What clinical trials have tested Dr. Harrington's tinnitus treatment and what were their results?
Executive summary
A targeted search of the provided reporting finds no clinical trials that reference a "Dr. Harrington" or a treatment attributed to that name; therefore there is no sourced evidence in these documents to describe trials of Dr. Harrington’s tinnitus therapy or their results (p1_s1–[4]4). To place that absence in context, the reporting summarizes several other clinical trials and trial registries for tinnitus treatments — examples include vagus‑nerve‑stimulation paired‑tone work at UT Dallas, the Neuromonics acoustic therapy trials, and a bi‑sensory stimulation randomized trial from Michigan Medicine — whose designs and mixed outcomes illustrate why a named investigator’s treatment must be documented in trial registries or peer‑reviewed reports to be meaningfully evaluated [1] [2] [3].
1. What the user actually asked and the immediate limitation of the record
The user sought the clinical trials that tested "Dr. Harrington’s" tinnitus treatment and their results; none of the supplied sources mention Dr. Harrington or a treatment under that name, and ClinicalTrials.gov and the American Tinnitus Association pages cited are presented as general repositories rather than containing an entry tying that name to a registered study in these excerpts [4] [5]. Because the supplied reporting does not document trials attributed to Dr. Harrington, any definitive claims about his or her trials would be unsupported by these sources.
2. Where tinnitus clinical trials are normally documented (and why that matters)
ClinicalTrials.gov is the standard public registry for interventional trials and is referenced here as a place to search for tinnitus studies, while the American Tinnitus Association points patients and researchers to that database for locating trials; absence of a named investigator in these registries or in ATA listings in the provided snippets means independent verification of a specific physician’s trial activity is not available in the current record [4] [5].

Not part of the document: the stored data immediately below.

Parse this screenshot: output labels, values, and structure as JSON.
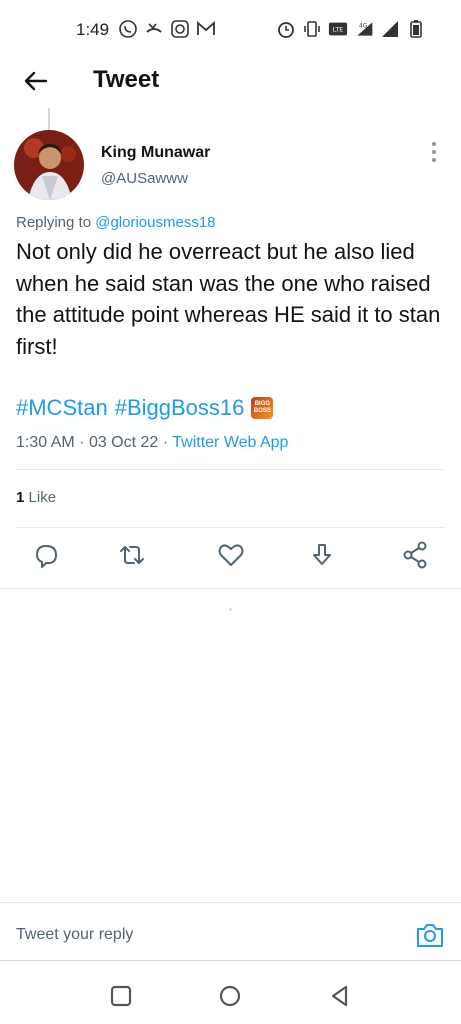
{
  "status_bar": {
    "time": "1:49",
    "left_icons": [
      "whatsapp-icon",
      "missed-call-icon",
      "instagram-icon",
      "gmail-icon"
    ],
    "right_icons": [
      "alarm-icon",
      "vibrate-icon",
      "volte-icon",
      "signal-4g-icon",
      "signal-icon",
      "battery-icon"
    ]
  },
  "header": {
    "title": "Tweet"
  },
  "tweet": {
    "author_name": "King Munawar",
    "author_handle": "@AUSawww",
    "replying_prefix": "Replying to",
    "replying_to": "@gloriousmess18",
    "text": "Not only did he overreact but he also lied when he said stan was the one who raised the attitude point whereas HE said it to stan first!",
    "hashtags": [
      "#MCStan",
      "#BiggBoss16"
    ],
    "emoji_text": "BIGG BOSS",
    "time": "1:30 AM",
    "separator": "·",
    "date": "03 Oct 22",
    "source": "Twitter Web App",
    "likes_count": "1",
    "likes_label": "Like"
  },
  "actions": [
    "reply-icon",
    "retweet-icon",
    "like-icon",
    "bookmark-icon",
    "share-icon"
  ],
  "reply_bar": {
    "placeholder": "Tweet your reply"
  },
  "colors": {
    "accent": "#1d9bf0",
    "text": "#0f1419",
    "muted": "#536471"
  }
}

3. Representative trial: vagus nerve stimulation (VNS) paired‑tone therapy — small positive signals, limited sample
A small UT Dallas trial of vagus nerve stimulation paired with tones reported that four participants experienced large, clinically meaningful reductions in perceived tinnitus loudness (26 dB) while other participants did not improve, with investigators noting possible interaction with concurrent medications as a factor; the report frames the result as promising but limited by sample size and heterogeneity of response [1].
4. Representative trial: Neuromonics acoustic therapy — larger, sustained improvements reported in some trials
Published work on the Neuromonics acoustic stimulation approach reported that a large proportion of participants across groups showed clinically and statistically significant improvements in tinnitus distress over months, with reports such as 91% of subjects noting substantial improvement at six months and many achieving levels that were “no longer clinically significant,” though these are trial‑specific outcomes and not universal across tinnitus interventions [2].
5. Representative trial: bi‑sensory stimulation (Auricle / Shore) — randomized evidence and commercialization interests
A double‑blind randomized clinical trial led by Susan Shore and colleagues found measurable benefit in a subgroup with somatic tinnitus using personalized bi‑sensory stimulation; the announcement notes the study used validated questionnaires (TFI, THI) and that the inventors have a financial interest in a spin‑out (Auricle), highlighting both positive randomized evidence for a defined subtype and the importance of declaring potential commercial conflicts [3].
6. Methodological context: why single positive findings don’t settle efficacy
Tinnitus is heterogeneous and predominantly subjective, so trial methodology — choice of outcome measures (questionnaires vs loudness), sample size, blinding, and subgroup definitions — strongly shapes results; systematic reviews and trial‑design guidance emphasize standardized, adequately powered RCTs and careful outcome selection to avoid misleading conclusions from small or methodologically variable studies [6] [7] [8].
7. Conclusion — what can be stated from the supplied reporting
From the provided sources it cannot be confirmed that any clinical trials have tested a treatment specifically attributed to "Dr. Harrington"; instead the record contains examples of other tinnitus trials with mixed but occasionally promising results and clear methodological caveats that explain why an individual investigator’s unregistered or unpublished claims would require corroboration in registries or peer‑reviewed papers before being accepted [4] [1] [2] [3] [6]. For a firm answer about Dr. Harrington’s trials, trial registration entries (ClinicalTrials.gov or equivalent) or peer‑reviewed publications naming that investigator would be necessary, and those are not present in the supplied reporting [4] [5].